Humphry v. Farmers Union & Milling Co.
Before: Ellison
Synopsis
APPEAL from a judgment of the Superior Court of San Joaquin County. J. A. Plummer, Judge.
The facts are stated in the opinion of the court.
ELLISON, P. J.,
pro tem.
Plaintiff brought this action to recover damages for' the alleged breach of contract in and by which it was claimed that defendant agreed to sell to it eighty thousand pounds of recleaned pink beans.at the price of $6.35 per hundred pounds F. O. B. Stockton, California. After trial the court found that the contract was executed, as alleged in the complaint, and that the defendant neglected and refused to deliver the beans as therein contracted to be delivered to the damage of the plaintiff in the sum of $550, and entered judgment .against the defendant for that amount. The defendant appeals from the judgment.
The contract, if one was made, resulted from certain telegrams passing between the plaintiff and defendant.

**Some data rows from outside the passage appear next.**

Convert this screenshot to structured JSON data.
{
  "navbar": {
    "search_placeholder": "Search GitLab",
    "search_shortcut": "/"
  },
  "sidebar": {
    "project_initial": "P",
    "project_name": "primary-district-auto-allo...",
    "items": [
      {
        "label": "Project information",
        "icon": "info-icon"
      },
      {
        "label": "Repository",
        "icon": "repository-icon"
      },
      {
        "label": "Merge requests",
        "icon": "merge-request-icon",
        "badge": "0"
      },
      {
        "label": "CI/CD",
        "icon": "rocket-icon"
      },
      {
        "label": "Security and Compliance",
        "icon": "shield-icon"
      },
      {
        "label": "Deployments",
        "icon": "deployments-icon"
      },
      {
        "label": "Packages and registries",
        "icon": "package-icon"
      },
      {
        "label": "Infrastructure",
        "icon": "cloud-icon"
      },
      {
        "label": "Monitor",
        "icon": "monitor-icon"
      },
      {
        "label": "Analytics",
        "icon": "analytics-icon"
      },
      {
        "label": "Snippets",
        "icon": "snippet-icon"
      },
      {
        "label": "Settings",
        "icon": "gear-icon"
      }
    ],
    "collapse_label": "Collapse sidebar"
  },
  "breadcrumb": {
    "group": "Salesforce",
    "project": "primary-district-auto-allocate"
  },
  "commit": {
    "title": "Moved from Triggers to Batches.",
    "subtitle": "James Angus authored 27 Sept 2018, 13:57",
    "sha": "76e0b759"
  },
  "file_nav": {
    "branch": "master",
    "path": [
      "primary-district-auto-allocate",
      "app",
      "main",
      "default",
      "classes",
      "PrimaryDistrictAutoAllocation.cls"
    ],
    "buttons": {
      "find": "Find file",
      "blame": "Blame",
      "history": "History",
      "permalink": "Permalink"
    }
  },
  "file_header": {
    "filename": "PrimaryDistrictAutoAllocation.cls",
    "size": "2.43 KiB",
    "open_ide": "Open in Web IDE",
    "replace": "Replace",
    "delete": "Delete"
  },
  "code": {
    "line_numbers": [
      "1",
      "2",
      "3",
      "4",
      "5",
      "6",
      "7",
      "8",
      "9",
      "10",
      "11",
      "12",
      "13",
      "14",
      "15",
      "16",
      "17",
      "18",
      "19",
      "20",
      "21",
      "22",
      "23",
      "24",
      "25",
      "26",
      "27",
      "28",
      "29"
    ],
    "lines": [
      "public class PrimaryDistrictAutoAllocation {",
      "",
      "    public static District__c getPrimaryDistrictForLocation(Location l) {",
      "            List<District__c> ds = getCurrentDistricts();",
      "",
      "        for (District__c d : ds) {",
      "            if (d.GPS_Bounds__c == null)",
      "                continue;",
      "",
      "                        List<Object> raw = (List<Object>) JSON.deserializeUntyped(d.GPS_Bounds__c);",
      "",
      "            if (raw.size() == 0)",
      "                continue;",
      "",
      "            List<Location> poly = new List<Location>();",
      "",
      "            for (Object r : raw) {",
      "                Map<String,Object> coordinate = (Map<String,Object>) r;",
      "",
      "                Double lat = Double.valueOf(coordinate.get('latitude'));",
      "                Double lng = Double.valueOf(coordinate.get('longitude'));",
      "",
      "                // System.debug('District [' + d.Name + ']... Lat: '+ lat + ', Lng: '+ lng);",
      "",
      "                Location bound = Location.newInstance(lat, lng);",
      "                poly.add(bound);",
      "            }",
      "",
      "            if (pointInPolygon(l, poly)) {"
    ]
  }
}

For a reversal the defendant and appellant relies upon three propositions: First, that the telegrams did not constitute an agreement; second, that the seller was entitled to be paid at Stockton, and third, that if the place of delivery was Evansville, Indiana, damages should have been based upon the price at which respondent could have bought equivalent beans in markets nearest Evansville, Indiana, and not at Stockton.
[1]
I. We are of opinion that a fair construction of the telegrams leads to the conclusion that the parties met upon a definite proposition and agreement. In the telegram of November 14, 1916, the defendant said: “Cannot sell at price you name. Can sell eighty thousand pounds pink $6.35 F. O. B. Stockton. Railroad says cannot furnish empty cars promptly. The prospect of shipment getting through
[213]
unfavorable. Order subject delay and confirmation.” To this telegram the plaintiff, on November 15th, replied as follows: “Answering telegram accept pink $6.35. Must ship during November. Do the best you can.” This was not an unconditional acceptance of the proposition made in the telegram of November 14th, above quoted. The defendant had stated in his telegram of November 14th, that the railroad could not furnish empty cars promptly and that the prospect of shipments getting through promptly was unfavorable, and that the plaintiff must order subject to delay and confirmation. The answer to this telegram was that the goods must be shipped during November, which was not agreeing to accept the beans subject to delay. On November 17th, the defendant, however, telegraphed as follows: “Eighty thousand pounds recleaned pink beans ready. Car obtainable. Have your bank wire guarantee payment draft with bill of lading.” This was a statement by the defendant in effect that it could ship as requested by the plaintiff during the month of November, because it stated therein, “car obtainable.” It was a statement that there would be no delay, and that if the beans were bought they could be loaded at once, but it contained a new proposition which had not been suggested before, namely, “have your bank guarantee payment draft with bill of lading.” On November 18, 1916, the plaintiff’s bank, the Citizens National Bank of Evansville, Indiana, wired the defendant as follows: “We guarantee payment your draft bill of lading attached, Evansville, commercial pink beans at $6.35, subject permission inspection on arrival.” This was a meeting of the minds of the parties upon the same terms and conditions, save and except that the last telegram referred to had in it these words, “subject permission inspection on arrival.” The matter of delay in shipment had been eliminated, the request that the bank guarantee payment had been accepted, and all conditions imposed by defendant had been met, qualified by the added suggestion that the beans would be subject to inspection on arrival.